Sunday, April 17, 2016

Not You - No Matter How You See It

Image description: A knot of wood beside a fluffly sheep with the words 'knot' and 'ewe' under their pictures.
Yesterday we went to see 'The Jungle Book' with the Ruby and Sadie. Their dad and his girlfriend were going to meet up with us at the theatre and were running a bit late. We decided, all of us together, that Ruby and Sadie would come with me to get our seats and settle in, we'd carry the popcorn and pop because we had lots of hands, and Joe would wait for everyone to arrive.

The Jungle Book was playing in a salon that had convoluted access. Everyone else entered the back of the room up a set of stairs, we come around through a secret passageway that winds through the back and ends at a door at the front of the room. I don't like 'separate entrances' but, in this case, not enough to boycott their use. They at least have done everything to make this passageway completely accessible, with auto door openers and ramps where needed.

The kids push the door opener and we enter, in spot light. The room is darkened and the hallway behind us is brightly lit. The kids go through first, I direct them to go in front of the screen to the far side of the cinema and then we go up to the row that we are going to sit in. They grab their seats, help me with what I'm carrying and settle in.

Two elderly women are sitting two rows behind us and are furiously whispering to one another. They are talking about me and about Ruby and Sadie beside me. Their disapproval is heard in their tone, their anger in the words they choose. They cannot understand me being there, in the theatre, alone with the two girls. First, I am a man. Second, I have a disability. I turn to look at them, I want to give them the message, "I can hear you." No surprise that they know and don't care. They are working themselves up into a state.

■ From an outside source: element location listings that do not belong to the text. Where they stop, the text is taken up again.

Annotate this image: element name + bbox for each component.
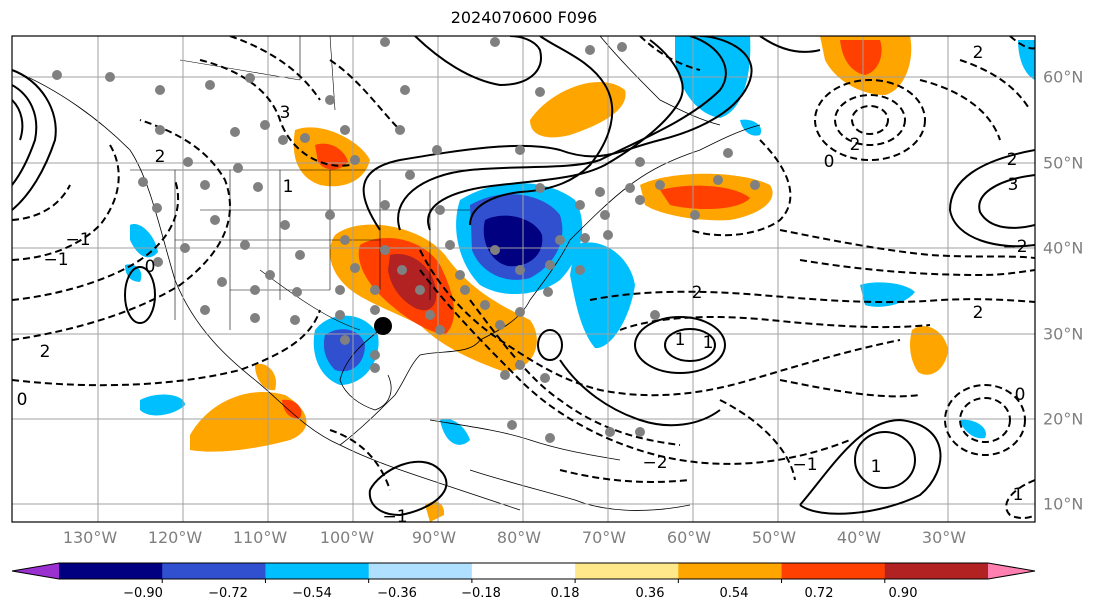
colorbar-tick-label: 0.72 — [804, 586, 834, 601]
negative-anomaly-lightblue — [860, 282, 915, 307]
contour-label: −1 — [65, 230, 90, 250]
negative-anomaly-lightblue — [1018, 40, 1035, 80]
contour-label: 2 — [155, 147, 166, 167]
contour-label: 1 — [283, 177, 294, 197]
colorbar-tick-label: 0.36 — [635, 586, 665, 601]
lon-label: 90°W — [411, 528, 457, 547]
colorbar-segment — [884, 563, 989, 579]
lon-label: 110°W — [232, 528, 288, 547]
lon-label: 50°W — [751, 528, 797, 547]
positive-anomaly-orange — [190, 391, 307, 452]
contour-label: 2 — [1007, 150, 1018, 170]
colorbar-tick-label: 0.54 — [719, 586, 749, 601]
lon-label: 70°W — [581, 528, 627, 547]
lat-label: 40°N — [1043, 238, 1084, 258]
lon-label: 120°W — [147, 528, 203, 547]
contour-label: −2 — [642, 453, 667, 473]
positive-anomaly-orange — [255, 363, 276, 391]
lon-label: 30°W — [921, 528, 967, 547]
positive-anomaly-red — [660, 185, 750, 210]
colorbar-extend-max — [988, 563, 1035, 579]
colorbar-tick-label: 0.18 — [550, 586, 580, 601]
contour-label: 3 — [280, 103, 291, 123]
colorbar-segment — [162, 563, 266, 579]
contour-label: 2 — [692, 283, 703, 303]
colorbar-segment — [59, 563, 163, 579]
colorbar-tick-label: 0.90 — [888, 586, 918, 601]
contour-label: −1 — [43, 250, 68, 270]
contour-label: 2 — [850, 135, 861, 155]
contour-label: −2 — [1002, 237, 1027, 257]
lon-label: 100°W — [319, 528, 375, 547]
contour-label: 1 — [703, 333, 714, 353]
lat-label: 30°N — [1043, 324, 1084, 344]
colorbar-tick-label: −0.72 — [208, 586, 248, 601]
contour-label: 3 — [1008, 175, 1019, 195]
contour-label: 2 — [973, 43, 984, 63]
colorbar-segment — [575, 563, 679, 579]
positive-anomaly-orange — [425, 501, 445, 522]
anomaly-shading — [125, 36, 1035, 522]
lat-label: 50°N — [1043, 153, 1084, 173]
contour-label: 1 — [675, 330, 686, 350]
colorbar-segment — [265, 563, 370, 579]
contour-label: 1 — [1013, 485, 1024, 505]
contour-label: 1 — [871, 457, 882, 477]
contour-label: 0 — [1015, 385, 1026, 405]
contours-solid — [12, 36, 1035, 517]
negative-anomaly-lightblue — [960, 419, 986, 439]
contour-label: −1 — [792, 455, 817, 475]
negative-anomaly-lightblue — [570, 242, 635, 349]
colorbar-tick-label: −0.36 — [377, 586, 417, 601]
map-title: 2024070600 F096 — [450, 8, 598, 27]
contour-label: −1 — [382, 507, 407, 527]
colorbar-tick-label: −0.90 — [123, 586, 163, 601]
colorbar-segment — [678, 563, 783, 579]
map-frame — [11, 35, 1036, 523]
contour-label: 0 — [17, 390, 28, 410]
negative-anomaly-lightblue — [440, 418, 470, 445]
positive-anomaly-red — [282, 399, 302, 419]
colorbar-tick-label: −0.54 — [292, 586, 332, 601]
lon-label: 130°W — [62, 528, 118, 547]
graticule — [12, 36, 1035, 522]
contours-dashed — [12, 36, 1035, 519]
negative-anomaly-midblue — [323, 329, 365, 372]
colorbar — [11, 562, 1036, 583]
positive-anomaly-orange — [910, 326, 948, 375]
lon-label: 40°W — [836, 528, 882, 547]
negative-anomaly-lightblue — [130, 224, 158, 258]
lat-label: 10°N — [1043, 494, 1084, 514]
colorbar-outline — [11, 562, 1036, 580]
negative-anomaly-lightblue — [140, 394, 185, 416]
lat-label: 60°N — [1043, 67, 1084, 87]
positive-anomaly-orange — [530, 81, 626, 138]
contour-label: 0 — [145, 257, 156, 277]
contour-label: 2 — [973, 303, 984, 323]
highlight-station-marker — [374, 317, 392, 335]
positive-anomaly-red — [840, 40, 882, 75]
contour-label: 0 — [824, 152, 835, 172]
contour-label: 2 — [40, 342, 51, 362]
lon-label: 80°W — [496, 528, 542, 547]
colorbar-segment — [471, 563, 576, 579]
colorbar-segment — [781, 563, 886, 579]
colorbar-segment — [368, 563, 473, 579]
lon-label: 60°W — [666, 528, 712, 547]
contour-labels: 2 1 0 −1 2 0 3 −1 2 2 −2 1 0 2 −1 3 2 2 … — [17, 43, 1028, 527]
colorbar-extend-min — [12, 563, 59, 579]
station-markers — [52, 37, 760, 443]
lat-label: 20°N — [1043, 409, 1084, 429]
colorbar-tick-label: −0.18 — [461, 586, 501, 601]
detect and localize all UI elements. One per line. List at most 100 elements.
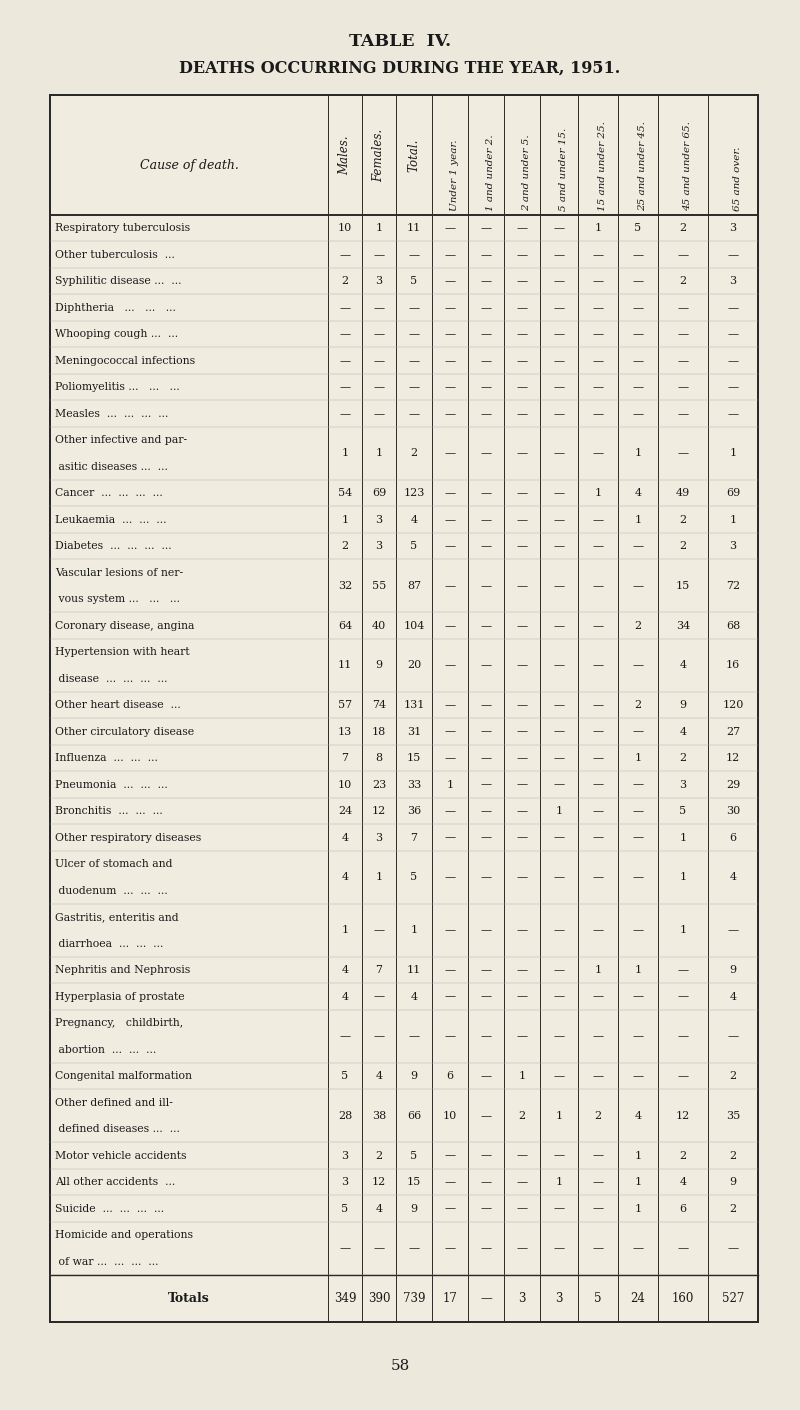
- Text: 4: 4: [410, 515, 418, 525]
- Text: —: —: [633, 276, 643, 286]
- Text: 9: 9: [410, 1204, 418, 1214]
- Text: Whooping cough ...  ...: Whooping cough ... ...: [55, 329, 178, 340]
- Text: —: —: [678, 250, 689, 259]
- Text: —: —: [554, 250, 565, 259]
- Text: —: —: [517, 873, 527, 883]
- Text: 12: 12: [372, 1177, 386, 1187]
- Text: diarrhoea  ...  ...  ...: diarrhoea ... ... ...: [55, 939, 163, 949]
- Text: —: —: [517, 1031, 527, 1042]
- Text: —: —: [633, 832, 643, 843]
- Text: —: —: [481, 780, 491, 790]
- Text: 25 and under 45.: 25 and under 45.: [638, 121, 647, 212]
- Text: —: —: [481, 382, 491, 392]
- Text: —: —: [445, 964, 455, 976]
- Text: —: —: [517, 276, 527, 286]
- Text: —: —: [633, 873, 643, 883]
- Text: —: —: [727, 1244, 738, 1253]
- Text: —: —: [481, 1072, 491, 1081]
- Text: —: —: [445, 873, 455, 883]
- Text: Bronchitis  ...  ...  ...: Bronchitis ... ... ...: [55, 807, 162, 816]
- Text: 30: 30: [726, 807, 740, 816]
- Text: —: —: [481, 1111, 491, 1121]
- Text: Suicide  ...  ...  ...  ...: Suicide ... ... ... ...: [55, 1204, 164, 1214]
- Text: 4: 4: [679, 726, 686, 736]
- Text: Other heart disease  ...: Other heart disease ...: [55, 701, 181, 711]
- Text: —: —: [593, 409, 603, 419]
- Text: of war ...  ...  ...  ...: of war ... ... ... ...: [55, 1256, 158, 1266]
- Text: —: —: [727, 382, 738, 392]
- Text: —: —: [517, 925, 527, 935]
- Text: Hyperplasia of prostate: Hyperplasia of prostate: [55, 991, 185, 1001]
- Text: —: —: [517, 1244, 527, 1253]
- Text: 17: 17: [442, 1292, 458, 1304]
- Text: —: —: [481, 1244, 491, 1253]
- Text: —: —: [554, 276, 565, 286]
- Text: 1: 1: [594, 488, 602, 498]
- Text: 15: 15: [676, 581, 690, 591]
- Text: —: —: [445, 832, 455, 843]
- Text: Total.: Total.: [407, 138, 421, 172]
- Text: —: —: [445, 409, 455, 419]
- Text: —: —: [554, 1031, 565, 1042]
- Text: —: —: [445, 1177, 455, 1187]
- Text: 18: 18: [372, 726, 386, 736]
- Text: —: —: [593, 250, 603, 259]
- Text: —: —: [481, 448, 491, 458]
- Text: —: —: [481, 329, 491, 340]
- Text: —: —: [481, 873, 491, 883]
- Text: TABLE  IV.: TABLE IV.: [349, 34, 451, 51]
- Text: —: —: [445, 250, 455, 259]
- Text: —: —: [517, 991, 527, 1001]
- Text: 1: 1: [446, 780, 454, 790]
- Text: —: —: [554, 1204, 565, 1214]
- Text: 5: 5: [410, 1151, 418, 1160]
- Text: 2: 2: [679, 515, 686, 525]
- Text: —: —: [517, 355, 527, 365]
- Text: 20: 20: [407, 660, 421, 670]
- Text: —: —: [593, 726, 603, 736]
- Text: —: —: [481, 515, 491, 525]
- Text: 36: 36: [407, 807, 421, 816]
- Text: Respiratory tuberculosis: Respiratory tuberculosis: [55, 223, 190, 233]
- Text: Totals: Totals: [168, 1292, 210, 1304]
- Text: defined diseases ...  ...: defined diseases ... ...: [55, 1124, 180, 1134]
- Text: —: —: [633, 1031, 643, 1042]
- Text: Males.: Males.: [338, 135, 351, 175]
- Text: Coronary disease, angina: Coronary disease, angina: [55, 620, 194, 630]
- Text: 4: 4: [342, 964, 349, 976]
- Text: 4: 4: [342, 832, 349, 843]
- Text: 1: 1: [679, 873, 686, 883]
- Text: —: —: [445, 276, 455, 286]
- Text: 2: 2: [679, 223, 686, 233]
- Text: —: —: [633, 382, 643, 392]
- Text: 1: 1: [730, 448, 737, 458]
- Text: —: —: [727, 409, 738, 419]
- Text: 65 and over.: 65 and over.: [733, 147, 742, 212]
- Text: DEATHS OCCURRING DURING THE YEAR, 1951.: DEATHS OCCURRING DURING THE YEAR, 1951.: [179, 59, 621, 76]
- Text: —: —: [445, 355, 455, 365]
- Text: —: —: [445, 807, 455, 816]
- Text: —: —: [593, 1177, 603, 1187]
- Text: 2 and under 5.: 2 and under 5.: [522, 134, 531, 212]
- Text: —: —: [481, 409, 491, 419]
- Text: —: —: [554, 448, 565, 458]
- Text: 3: 3: [342, 1177, 349, 1187]
- Text: —: —: [481, 753, 491, 763]
- Text: 1: 1: [375, 448, 382, 458]
- Text: —: —: [517, 515, 527, 525]
- Text: 390: 390: [368, 1292, 390, 1304]
- Text: Other respiratory diseases: Other respiratory diseases: [55, 832, 202, 843]
- Text: —: —: [678, 1031, 689, 1042]
- Text: 1: 1: [634, 964, 642, 976]
- Text: 1: 1: [594, 964, 602, 976]
- Text: 4: 4: [410, 991, 418, 1001]
- Text: —: —: [593, 448, 603, 458]
- Text: 3: 3: [375, 515, 382, 525]
- Text: —: —: [517, 753, 527, 763]
- Text: —: —: [727, 925, 738, 935]
- Text: —: —: [593, 541, 603, 551]
- Text: Influenza  ...  ...  ...: Influenza ... ... ...: [55, 753, 158, 763]
- Text: Pneumonia  ...  ...  ...: Pneumonia ... ... ...: [55, 780, 168, 790]
- Text: —: —: [593, 991, 603, 1001]
- Text: 1: 1: [594, 223, 602, 233]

The girls are wrapped up in watching the trailers and thankfully do not notice. I can't stop listening to them. Whoever first gave the advice 'just ignore them' had no idea just how impossible that is to do. A few seconds later, everyone else arrived and there was another bustle of activity around our seats, and once everyone was quietly seated, the commentary behind me had stopped.

There's a lot of different things I'd like to say about what happened there. I could write about the assumptions that people make about others and how ignorance and prejudice place meaning on situations that inherently have none. Beyond what there is to us, there is no meaning to us being together, we just are, we just do, and we are just fine. If there is another meaning, it's positive. But even that positive meaning would be looking at the situation through a lens. It needs no lens. An adult is taking a couple of kids to a movie. That's ALL!!

What I do want to say is that I get really tired of people narrating my life. I feel like I'm in a movie where, in every scene, there is a switch of narrator. The fact that my difference is BIG draws commentary. Constant commentary. Those women, sitting behind me, were just two in a long day of commentary by others.

Why do people, when they see disability, have to put it into a context that they understand and then build a story around it to create commentary? Inspirporn is simply commentary about, mostly, nothing. Like what happened with me in the theatre, a hostile lens created hostile commentary about, mostly, nothing.

I live my life to create stories and memories for me.

Not. You.


ABEhrhardt said...

What horrible old biddies!

May God have mercy on their souls. There's nothing else one can say about people who know nothing and still feel they have to have an opinion and proclaim it loudly.

I'm so glad the girls were unaware - it is so rude of those women to speak about any of you.

Unknown said...

"Why do people, when they see 'disability', have to put it into a context that they understand and then build a story around it to create commentary?" That question is a very powerful question, and one in which the word "disability" could be replaced with other words to describe characteristics that lead to marginalization. Thank you for your daily posts!!

Frank_V said...

One day, me, my wife, and 3 year old daughter were taking a walk in downtown Montreal. While we waited for a traffic light to change, I cuddled my darling daughter's head, making sure she stayed safe next to me. When the light changed, we crossed the street together.

When we got to the other side, it was then that I saw a man, who was GLARING at me. And then, he wagged his finger at me, and shook his head, in that universal language that said: NO no, you should not be doing THAT! It momentarily made me feel like a dirty old man, until I recovered my senses.

"I'm her FATHER!!" I wanted to scream at him, but instead, decided to walk away peacefully, knowing OUR family was by far in a much happier place than this guy was.